When I try to compile C code like this, it takes me 71s:
#include<bits/stdc .h>
struct S{int v=1;}a[1<<25];
int main(){
return 0;
}
However, when I change the 1 to 0, it compiles in just 1s:
#include<bits/stdc .h>
struct S{int v=0;}a[1<<25];
int main(){
return 0;
}
I know I can use something like S(){v=1;}, but I just want to know about this interesting difference.
System: MacOS 12.4
Compiler: g -11 (Homebrew GCC 11.3.0_2) 11.3.0
CodePudding user response:
In your original case with struct S{int v=1;}a[1<<25];, a's initialization is a constant expression. Therefore the compiler needs to evaluate the value of the whole array at compile-time and store the result in the executable. (Generally in the .data segment.) The constant evaluation and keeping track of the stored value probably takes some significant overhead for the compiler. (Someone with knowledge of the GCC internals may be able to give more details on that.)
If you add a constructor of the form S(){v=1;}, then because this constructor is not constexpr and will be chosen to construct the array elements, a will not be constant-initialized. Instead of evaluating and storing the array value, the compiler will just add instructions to the executable asking the program loader to allocate (and zero-initialize) memory for the array when the program is executed (generally via the .bss segment) and will then properly initialize the array before entering main at runtime.
If you use int v=0; instead of int v=1;, then you still have constant-initialization, but the value of the whole array will be zero. This means again that the compiler only needs to add instructions for memory to be allocated for the array when the program starts. Such memory is automatically zero-initialized before execution of the program starts, so no further runtime initialization is required, keeping in line with the constant-initialization requirements. The compiler seems to be clever enough to recognize that here and seems to also optimize the evaluation/storage of the constant expression evaluation for this common case.

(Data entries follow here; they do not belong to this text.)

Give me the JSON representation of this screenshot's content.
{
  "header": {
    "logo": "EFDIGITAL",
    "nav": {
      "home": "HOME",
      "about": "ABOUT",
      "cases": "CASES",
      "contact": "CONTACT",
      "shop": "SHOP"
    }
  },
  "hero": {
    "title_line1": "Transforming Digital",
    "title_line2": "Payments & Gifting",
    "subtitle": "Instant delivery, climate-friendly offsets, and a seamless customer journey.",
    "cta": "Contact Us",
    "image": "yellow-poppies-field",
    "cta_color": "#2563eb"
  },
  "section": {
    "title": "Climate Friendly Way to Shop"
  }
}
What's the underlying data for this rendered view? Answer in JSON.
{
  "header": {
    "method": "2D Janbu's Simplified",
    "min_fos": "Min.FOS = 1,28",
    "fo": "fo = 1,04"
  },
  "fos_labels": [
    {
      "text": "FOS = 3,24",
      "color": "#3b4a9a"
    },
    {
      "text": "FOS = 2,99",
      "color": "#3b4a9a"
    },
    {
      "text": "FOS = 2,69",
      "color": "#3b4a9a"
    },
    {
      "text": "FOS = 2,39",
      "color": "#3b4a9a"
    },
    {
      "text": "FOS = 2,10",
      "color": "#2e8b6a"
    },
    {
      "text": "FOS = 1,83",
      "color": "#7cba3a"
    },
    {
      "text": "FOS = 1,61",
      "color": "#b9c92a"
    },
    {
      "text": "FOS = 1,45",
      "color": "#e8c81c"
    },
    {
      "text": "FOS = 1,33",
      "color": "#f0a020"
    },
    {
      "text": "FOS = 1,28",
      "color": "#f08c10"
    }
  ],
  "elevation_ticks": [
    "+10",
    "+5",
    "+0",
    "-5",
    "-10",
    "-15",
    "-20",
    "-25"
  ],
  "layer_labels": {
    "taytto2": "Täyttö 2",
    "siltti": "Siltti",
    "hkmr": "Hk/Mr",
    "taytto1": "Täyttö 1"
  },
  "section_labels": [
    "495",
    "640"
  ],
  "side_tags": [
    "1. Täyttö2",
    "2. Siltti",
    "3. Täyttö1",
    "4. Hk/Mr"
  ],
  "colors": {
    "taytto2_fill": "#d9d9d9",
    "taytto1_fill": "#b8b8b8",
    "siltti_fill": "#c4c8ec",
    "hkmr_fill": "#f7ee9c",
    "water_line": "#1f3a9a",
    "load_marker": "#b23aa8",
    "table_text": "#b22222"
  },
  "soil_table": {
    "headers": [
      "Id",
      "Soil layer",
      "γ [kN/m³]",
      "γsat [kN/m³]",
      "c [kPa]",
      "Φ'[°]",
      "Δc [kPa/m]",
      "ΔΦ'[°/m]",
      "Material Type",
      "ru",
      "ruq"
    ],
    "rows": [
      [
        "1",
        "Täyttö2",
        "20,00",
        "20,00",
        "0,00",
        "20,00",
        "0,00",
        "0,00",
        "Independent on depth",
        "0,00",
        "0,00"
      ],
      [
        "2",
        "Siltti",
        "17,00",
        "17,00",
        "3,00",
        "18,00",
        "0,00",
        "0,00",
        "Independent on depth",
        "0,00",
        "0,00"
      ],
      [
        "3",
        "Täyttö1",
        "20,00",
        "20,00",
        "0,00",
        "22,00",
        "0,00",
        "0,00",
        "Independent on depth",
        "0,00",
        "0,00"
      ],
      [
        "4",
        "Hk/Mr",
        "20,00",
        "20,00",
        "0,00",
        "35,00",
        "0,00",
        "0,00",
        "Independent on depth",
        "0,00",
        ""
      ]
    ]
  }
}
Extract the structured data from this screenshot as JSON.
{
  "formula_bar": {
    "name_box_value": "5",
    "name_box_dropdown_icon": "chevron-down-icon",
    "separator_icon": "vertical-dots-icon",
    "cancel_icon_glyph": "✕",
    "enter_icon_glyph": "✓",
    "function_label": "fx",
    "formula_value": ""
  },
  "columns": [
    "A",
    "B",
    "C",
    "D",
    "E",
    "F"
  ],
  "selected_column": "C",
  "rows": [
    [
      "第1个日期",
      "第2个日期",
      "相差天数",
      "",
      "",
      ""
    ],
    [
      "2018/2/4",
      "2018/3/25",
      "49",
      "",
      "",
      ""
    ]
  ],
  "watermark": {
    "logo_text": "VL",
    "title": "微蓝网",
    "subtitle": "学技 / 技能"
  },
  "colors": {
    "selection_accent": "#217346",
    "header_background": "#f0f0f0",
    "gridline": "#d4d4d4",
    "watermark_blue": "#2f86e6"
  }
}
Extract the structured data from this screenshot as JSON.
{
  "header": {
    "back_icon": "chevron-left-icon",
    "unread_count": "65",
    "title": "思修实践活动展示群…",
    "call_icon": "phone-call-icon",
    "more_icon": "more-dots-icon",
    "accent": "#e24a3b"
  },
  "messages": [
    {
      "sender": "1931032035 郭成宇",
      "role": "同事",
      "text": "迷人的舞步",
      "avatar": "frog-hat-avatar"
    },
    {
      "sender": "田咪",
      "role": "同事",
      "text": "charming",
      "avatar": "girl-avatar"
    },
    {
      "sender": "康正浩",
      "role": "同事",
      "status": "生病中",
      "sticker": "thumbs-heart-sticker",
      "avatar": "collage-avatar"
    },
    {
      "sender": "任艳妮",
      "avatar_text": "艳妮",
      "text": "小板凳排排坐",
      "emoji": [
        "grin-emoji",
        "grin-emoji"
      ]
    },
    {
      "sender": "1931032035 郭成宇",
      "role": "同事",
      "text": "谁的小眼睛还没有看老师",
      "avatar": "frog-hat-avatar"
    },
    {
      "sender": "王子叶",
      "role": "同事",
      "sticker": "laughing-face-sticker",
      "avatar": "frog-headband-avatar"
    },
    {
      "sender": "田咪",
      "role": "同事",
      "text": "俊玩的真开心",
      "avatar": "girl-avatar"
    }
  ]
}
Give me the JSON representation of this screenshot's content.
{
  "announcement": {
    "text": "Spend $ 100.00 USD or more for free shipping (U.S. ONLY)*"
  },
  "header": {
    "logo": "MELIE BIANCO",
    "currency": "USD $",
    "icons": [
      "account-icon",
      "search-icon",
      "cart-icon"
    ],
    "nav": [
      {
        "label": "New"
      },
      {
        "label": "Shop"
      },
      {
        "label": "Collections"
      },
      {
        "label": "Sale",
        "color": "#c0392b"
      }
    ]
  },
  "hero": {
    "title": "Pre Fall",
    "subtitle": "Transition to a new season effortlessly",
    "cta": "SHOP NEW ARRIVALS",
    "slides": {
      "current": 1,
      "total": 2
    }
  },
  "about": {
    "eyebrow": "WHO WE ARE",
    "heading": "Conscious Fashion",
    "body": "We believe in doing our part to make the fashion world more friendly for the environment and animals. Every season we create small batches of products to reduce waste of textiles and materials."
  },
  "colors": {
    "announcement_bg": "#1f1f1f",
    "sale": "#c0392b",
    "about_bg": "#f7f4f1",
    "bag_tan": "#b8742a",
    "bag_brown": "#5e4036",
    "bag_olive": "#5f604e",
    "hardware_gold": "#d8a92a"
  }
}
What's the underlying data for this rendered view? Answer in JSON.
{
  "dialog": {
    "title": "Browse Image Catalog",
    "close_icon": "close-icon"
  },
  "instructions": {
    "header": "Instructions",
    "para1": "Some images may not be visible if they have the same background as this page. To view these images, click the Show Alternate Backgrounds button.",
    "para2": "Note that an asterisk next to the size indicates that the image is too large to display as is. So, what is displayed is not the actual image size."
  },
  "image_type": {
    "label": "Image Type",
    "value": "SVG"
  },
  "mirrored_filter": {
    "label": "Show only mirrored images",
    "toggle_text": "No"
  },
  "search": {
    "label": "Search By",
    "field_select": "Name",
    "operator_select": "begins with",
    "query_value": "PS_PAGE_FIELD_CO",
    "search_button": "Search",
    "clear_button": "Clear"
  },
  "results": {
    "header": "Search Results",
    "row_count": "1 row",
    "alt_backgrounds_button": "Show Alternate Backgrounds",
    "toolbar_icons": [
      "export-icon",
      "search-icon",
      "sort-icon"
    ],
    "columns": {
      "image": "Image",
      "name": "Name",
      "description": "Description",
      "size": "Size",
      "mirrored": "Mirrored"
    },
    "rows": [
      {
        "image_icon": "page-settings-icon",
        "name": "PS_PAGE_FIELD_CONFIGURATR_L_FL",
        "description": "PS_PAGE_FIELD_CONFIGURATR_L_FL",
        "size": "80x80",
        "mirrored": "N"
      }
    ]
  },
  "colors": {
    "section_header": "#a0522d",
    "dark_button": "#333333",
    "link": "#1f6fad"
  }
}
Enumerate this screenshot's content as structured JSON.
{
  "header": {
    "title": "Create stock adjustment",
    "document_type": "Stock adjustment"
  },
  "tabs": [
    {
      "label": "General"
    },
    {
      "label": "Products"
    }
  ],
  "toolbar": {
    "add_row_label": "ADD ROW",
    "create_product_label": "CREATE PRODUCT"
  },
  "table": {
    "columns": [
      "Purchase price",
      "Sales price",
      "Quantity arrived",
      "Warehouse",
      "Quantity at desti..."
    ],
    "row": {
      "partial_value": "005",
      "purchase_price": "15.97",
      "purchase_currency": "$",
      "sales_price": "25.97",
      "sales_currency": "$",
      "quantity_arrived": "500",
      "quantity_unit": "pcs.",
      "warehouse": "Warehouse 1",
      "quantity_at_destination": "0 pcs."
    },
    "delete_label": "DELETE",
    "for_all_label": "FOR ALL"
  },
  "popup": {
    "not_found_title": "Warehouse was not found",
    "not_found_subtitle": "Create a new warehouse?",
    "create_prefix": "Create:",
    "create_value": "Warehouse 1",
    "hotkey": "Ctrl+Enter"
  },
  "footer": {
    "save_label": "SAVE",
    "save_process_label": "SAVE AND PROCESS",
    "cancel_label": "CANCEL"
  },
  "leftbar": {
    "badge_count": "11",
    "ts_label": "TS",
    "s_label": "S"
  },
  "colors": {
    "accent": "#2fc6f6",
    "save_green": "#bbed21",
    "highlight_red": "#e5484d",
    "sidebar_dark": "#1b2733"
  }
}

At some point if the array is large enough, the initialization will again become non-constant-initialization and therefore potentialy compile more quickly, because there is an implementation-defined limit on the number of operations in a constant expression. If this limit is exceeded the initialization is no longer a constant expression and initialization of the array will happen at runtime again. Still, the compiler probably has to evaluate that many operations first before noticing that the limit is exceeded, which may also take significant compilation time. Compilers typically have configuration options for that limit, e.g. for GCC -fconstexpr-ops-limit and others, although I couldn't manage to get them to compile here faster. MSVC and Clang do actually seem to apply the limit (in the default configuration) and compile your initial example quickly as well.